For as much shit as I give them — and as much as they deserve it — I can forgive The Boomers quite a bit. In all previous history, having your entire world accommodate itself to your every whim was a privilege reserved for the more puissant monarchs of the bigger kingdoms. But starting about 1963, American life completely recalibrated itself around the passing fancies of ordinary suburban kids.

That has to mess with your head a bit.

In the same way, no previous generation had ever seen their youth commercialized and sold back to them in middle age, and that’s what messed with our heads. The passing fancies of those ordinary suburban kids in 1963 all involved sex, drugs, and rock ‘n’ roll. We — Gen X — wanted those things too, but since by definition nothing is lamer than your parents, we had to be all, like, you know, whatever about it.

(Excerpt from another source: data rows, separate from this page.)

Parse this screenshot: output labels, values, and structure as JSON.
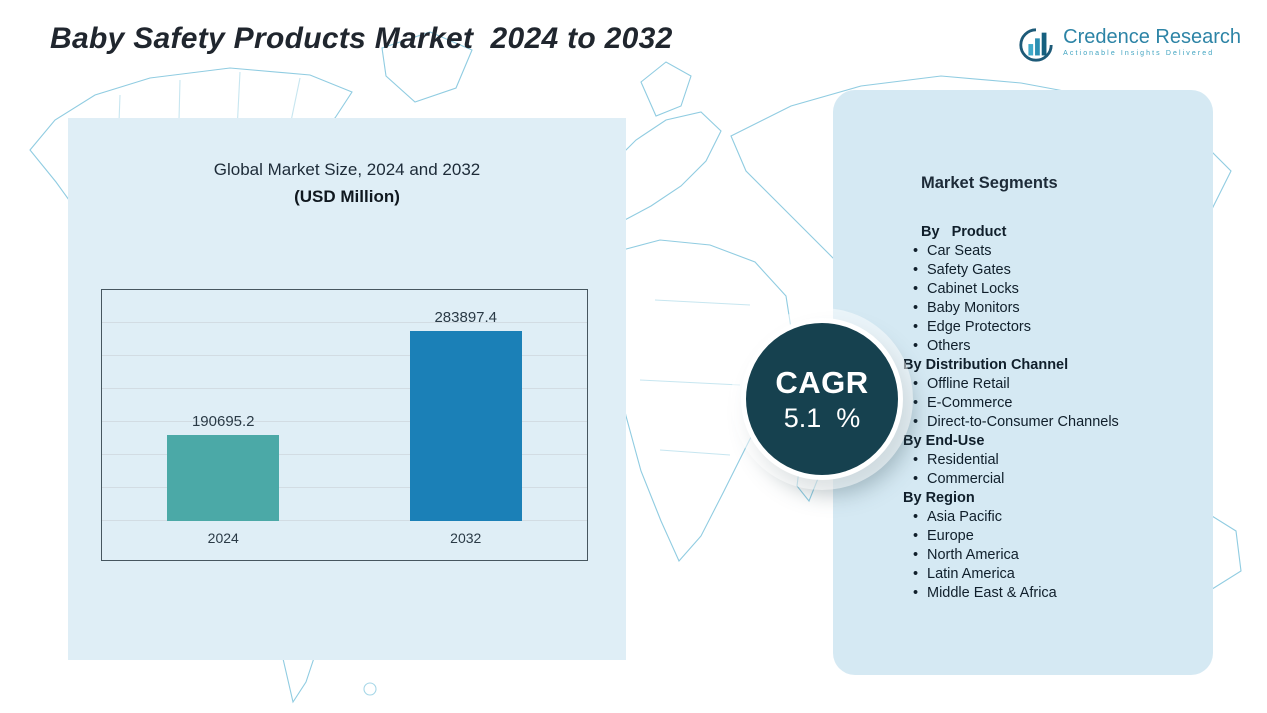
{
  "title": "Baby Safety Products Market  2024 to 2032",
  "logo": {
    "name": "Credence Research",
    "tagline": "Actionable Insights Delivered"
  },
  "chart_data": {
    "type": "bar",
    "title": "Global Market Size, 2024 and 2032",
    "subtitle": "(USD Million)",
    "categories": [
      "2024",
      "2032"
    ],
    "values": [
      190695.2,
      283897.4
    ],
    "value_labels": [
      "190695.2",
      "283897.4"
    ],
    "bar_colors": [
      "#4BA9A7",
      "#1B80B7"
    ],
    "ylim": [
      113000,
      284000
    ],
    "grid": true,
    "legend": false
  },
  "cagr": {
    "label": "CAGR",
    "value": "5.1  %"
  },
  "segments": {
    "heading": "Market Segments",
    "bullet_icon": "•",
    "groups": [
      {
        "label": "By   Product",
        "items": [
          "Car Seats",
          "Safety Gates",
          "Cabinet Locks",
          "Baby Monitors",
          "Edge Protectors",
          "Others"
        ]
      },
      {
        "label": "By Distribution Channel",
        "items": [
          "Offline Retail",
          "E-Commerce",
          "Direct-to-Consumer Channels"
        ]
      },
      {
        "label": "By End-Use",
        "items": [
          "Residential",
          "Commercial"
        ]
      },
      {
        "label": "By Region",
        "items": [
          "Asia Pacific",
          "Europe",
          "North America",
          "Latin America",
          "Middle East & Africa"
        ]
      }
    ]
  },
  "colors": {
    "bar_2024": "#4BA9A7",
    "bar_2032": "#1B80B7",
    "cagr_circle": "#16414F",
    "panel_left": "#DFEEF6",
    "panel_right": "#D5E9F3",
    "map_line": "#7CC3DC"
  }
}
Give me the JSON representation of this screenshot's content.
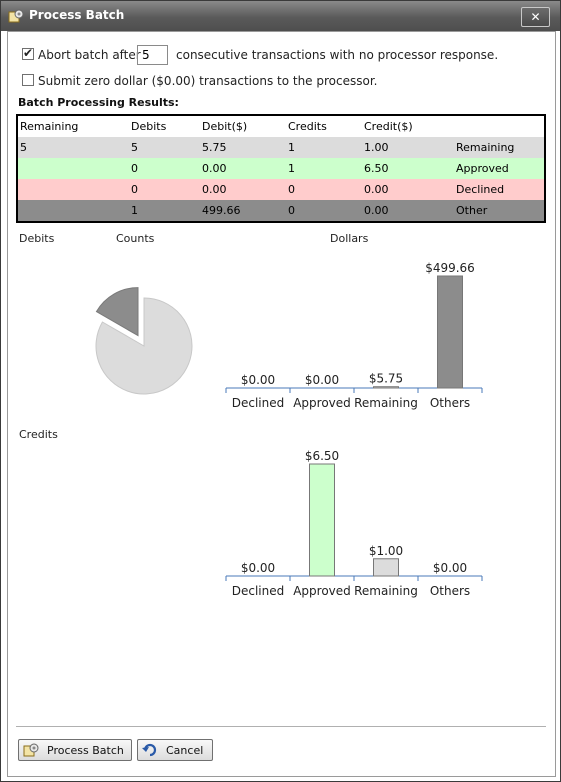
{
  "window": {
    "title": "Process Batch",
    "close_glyph": "✕"
  },
  "options": {
    "abort_checked": true,
    "abort_label_before": "Abort batch after",
    "abort_value": "5",
    "abort_label_after": "consecutive transactions with no processor response.",
    "zero_checked": false,
    "zero_label": "Submit zero dollar ($0.00) transactions to the processor."
  },
  "results": {
    "heading": "Batch Processing Results:",
    "headers": [
      "Remaining",
      "Debits",
      "Debit($)",
      "Credits",
      "Credit($)",
      ""
    ],
    "rows": [
      [
        "5",
        "5",
        "5.75",
        "1",
        "1.00",
        "Remaining"
      ],
      [
        "",
        "0",
        "0.00",
        "1",
        "6.50",
        "Approved"
      ],
      [
        "",
        "0",
        "0.00",
        "0",
        "0.00",
        "Declined"
      ],
      [
        "",
        "1",
        "499.66",
        "0",
        "0.00",
        "Other"
      ]
    ]
  },
  "captions": {
    "debits": "Debits",
    "counts": "Counts",
    "dollars": "Dollars",
    "credits": "Credits"
  },
  "colors": {
    "declined": "#ffcccc",
    "approved": "#ccffcc",
    "remaining": "#dcdcdc",
    "other": "#8c8c8c"
  },
  "chart_data": [
    {
      "type": "pie",
      "title": "Counts",
      "categories": [
        "Remaining",
        "Other"
      ],
      "values": [
        5,
        1
      ],
      "colors": [
        "#dcdcdc",
        "#8c8c8c"
      ]
    },
    {
      "type": "bar",
      "title": "Dollars",
      "categories": [
        "Declined",
        "Approved",
        "Remaining",
        "Others"
      ],
      "values": [
        0.0,
        0.0,
        5.75,
        499.66
      ],
      "labels": [
        "$0.00",
        "$0.00",
        "$5.75",
        "$499.66"
      ],
      "colors": [
        "#ffcccc",
        "#ccffcc",
        "#dcdcdc",
        "#8c8c8c"
      ],
      "ylim": [
        0,
        499.66
      ]
    },
    {
      "type": "bar",
      "title": "Credits",
      "categories": [
        "Declined",
        "Approved",
        "Remaining",
        "Others"
      ],
      "values": [
        0.0,
        6.5,
        1.0,
        0.0
      ],
      "labels": [
        "$0.00",
        "$6.50",
        "$1.00",
        "$0.00"
      ],
      "colors": [
        "#ffcccc",
        "#ccffcc",
        "#dcdcdc",
        "#8c8c8c"
      ],
      "ylim": [
        0,
        6.5
      ]
    }
  ],
  "buttons": {
    "process": "Process Batch",
    "cancel": "Cancel"
  },
  "icons": {
    "title": "gear-icon",
    "process": "gear-icon",
    "cancel": "cancel-arrow-icon"
  }
}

If you can grok the concept of a 45 year old telling you — with complete, almost heartbreaking sincerity — not to trust anyone over 30, you can grok the 1990s.

If you can’t, I don’t recommend trying. It’s like an anti-koan — if you solve it, you’ll achieve a lower consciousness. But if you’re determined to experience it, get really, really, really drunk and watch Forrest Gump a few times back to back. Really experience it as a work of art … because it is. It’s meticulously constructed. Forrest Gump is a mildly retarded man who stumbles, through dumb fucking luck, into fame and fortune through every significant event of the last half century. (He even has a huge dick, although that’s a detail from the source novel that got left on the cutting room floor).

Is there any more perfect metaphor for My G-G-Generation than that?

That’s what we grew up with. That whole generation was what some wag said about George Bush the First: Born on third base, thinking he hit a triple. And, of course, by merciless application of cold logic: that was also us. The only difference was that while the Boomers were congenitally incapable of seeing it, we were congenitally incapable of getting over it. So, you know, like, whatever.

Severian, “A Meta-Review”, Founding Questions, 2022-02-24.